Sample size: The sample size of 191 could be slightly underpowered.
Collinearity: We see below that the correlation of the two IVs is weak, so this may not be an issue.
cor(plant.factor,capacity)
## [1] -0.1473668
Interaction effects between the IVs
model.int<-glm(benefit.cost.ratio~plant.factor*capacity, family="binomial")
Based on the p value for the interaction term (0.4125, which is not significant), we can say that the interaction between the two IVs does not contribute additional information to the model, after taking plant factor into account.

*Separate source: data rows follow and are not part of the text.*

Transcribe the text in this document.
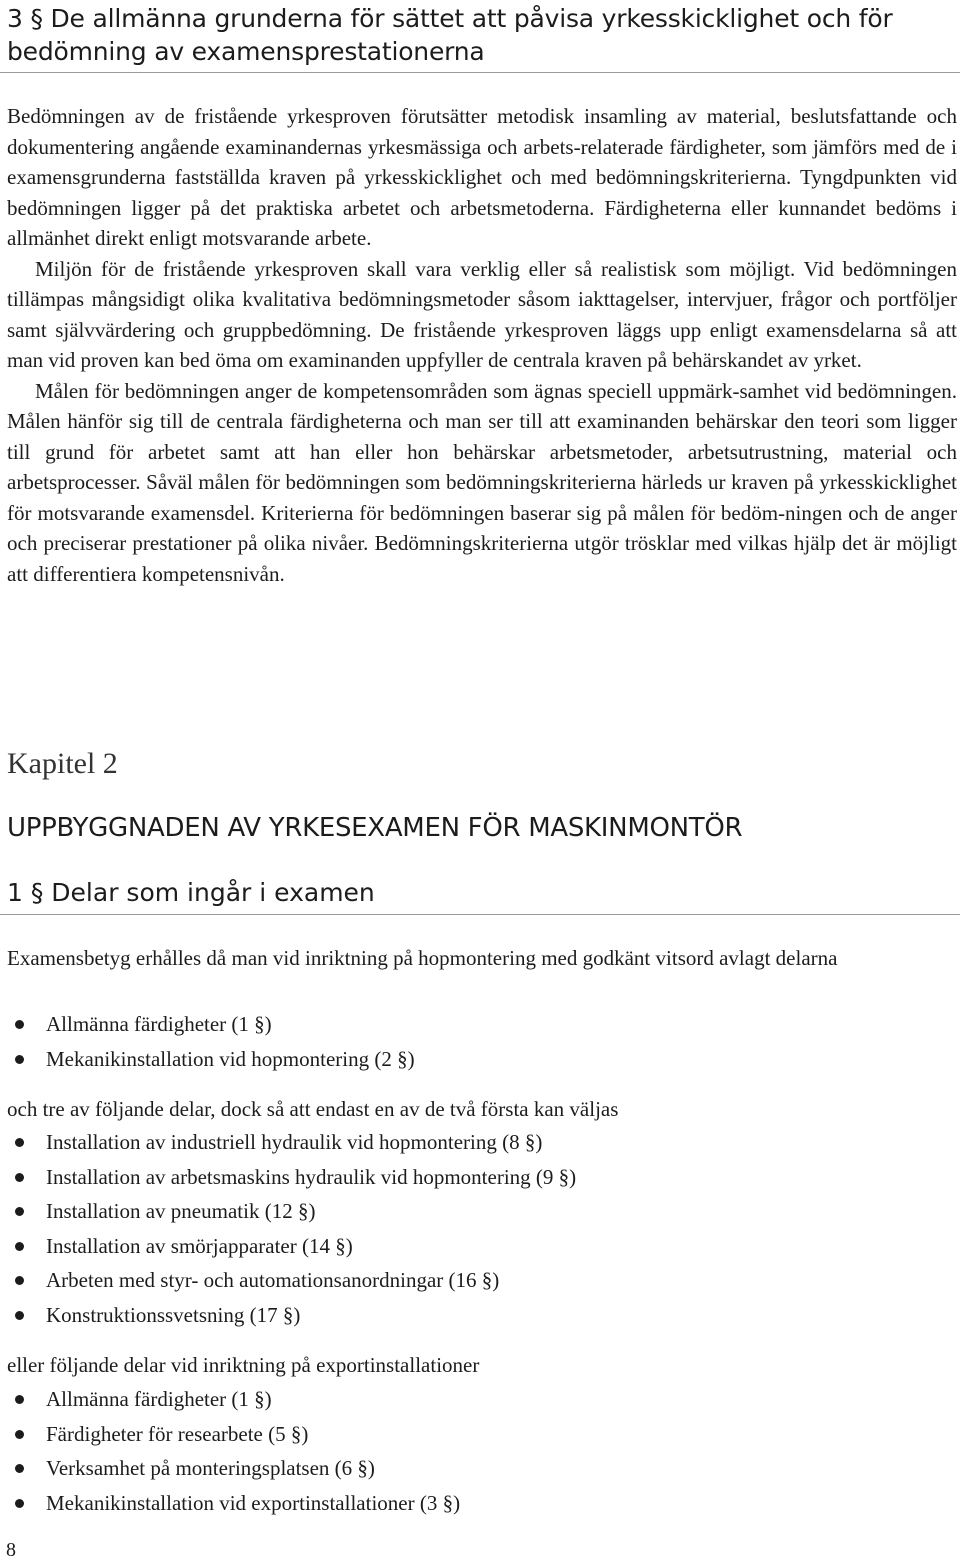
3 § De allmänna grunderna för sättet att påvisa yrkesskicklighet och för bedömning av examensprestationerna

Bedömningen av de fristående yrkesproven förutsätter metodisk insamling av material, beslutsfattande och dokumentering angående examinandernas yrkesmässiga och arbets-relaterade färdigheter, som jämförs med de i examensgrunderna fastställda kraven på yrkesskicklighet och med bedömningskriterierna. Tyngdpunkten vid bedömningen ligger på det praktiska arbetet och arbetsmetoderna. Färdigheterna eller kunnandet bedöms i allmänhet direkt enligt motsvarande arbete.

Miljön för de fristående yrkesproven skall vara verklig eller så realistisk som möjligt. Vid bedömningen tillämpas mångsidigt olika kvalitativa bedömningsmetoder såsom iakttagelser, intervjuer, frågor och portföljer samt självvärdering och gruppbedömning. De fristående yrkesproven läggs upp enligt examensdelarna så att man vid proven kan bed öma om examinanden uppfyller de centrala kraven på behärskandet av yrket.

Målen för bedömningen anger de kompetensområden som ägnas speciell uppmärk-samhet vid bedömningen. Målen hänför sig till de centrala färdigheterna och man ser till att examinanden behärskar den teori som ligger till grund för arbetet samt att han eller hon behärskar arbetsmetoder, arbetsutrustning, material och arbetsprocesser. Såväl målen för bedömningen som bedömningskriterierna härleds ur kraven på yrkesskicklighet för motsvarande examensdel. Kriterierna för bedömningen baserar sig på målen för bedöm-ningen och de anger och preciserar prestationer på olika nivåer. Bedömningskriterierna utgör trösklar med vilkas hjälp det är möjligt att differentiera kompetensnivån.

Kapitel 2
UPPBYGGNADEN AV YRKESEXAMEN FÖR MASKINMONTÖR
1 § Delar som ingår i examen

Examensbetyg erhålles då man vid inriktning på hopmontering med godkänt vitsord avlagt delarna

Allmänna färdigheter (1 §)
Mekanikinstallation vid hopmontering (2 §)

och tre av följande delar, dock så att endast en av de två första kan väljas

Installation av industriell hydraulik vid hopmontering (8 §)
Installation av arbetsmaskins hydraulik vid hopmontering (9 §)
Installation av pneumatik (12 §)
Installation av smörjapparater (14 §)
Arbeten med styr- och automationsanordningar (16 §)
Konstruktionssvetsning (17 §)

eller följande delar vid inriktning på exportinstallationer

Allmänna färdigheter (1 §)
Färdigheter för researbete (5 §)
Verksamhet på monteringsplatsen (6 §)
Mekanikinstallation vid exportinstallationer (3 §)
8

Overall interpretation on predictive capacity of model
Our model shows that a high installed capacity of a dam alone is not sufficient to predict the benefit to cost ratio of that dam being developed into a hydropower site. In general when the installed capacity of a dam is high and it performs at that capacity a large proportion of the time (i.e., high plant factor), our model suggests that the site is likely to be feasible. Hence overall it seems that the plant factor contributes significant information regarding the benefit to cost ratio. Finally, an important caveat to consider is that there were instances where the outcome benefit to cost ratios were close to 1 but lesser than 1, and so got binned into the ‘0’ category. This arbitrary cutoff could have implications for sites having ratios such as 0.99 for example, being binned into the same category as other sites with much lower ratios. Related to this issue, we see that there is unequal distribution of outcome variable data between 0 and 1, with 148 sites having a ratio of benefit to cost of 0 and 43 sites with a ratio of 1. In our analysis we ignored this unequal distribution, which may or may not contribute to the fit of the model.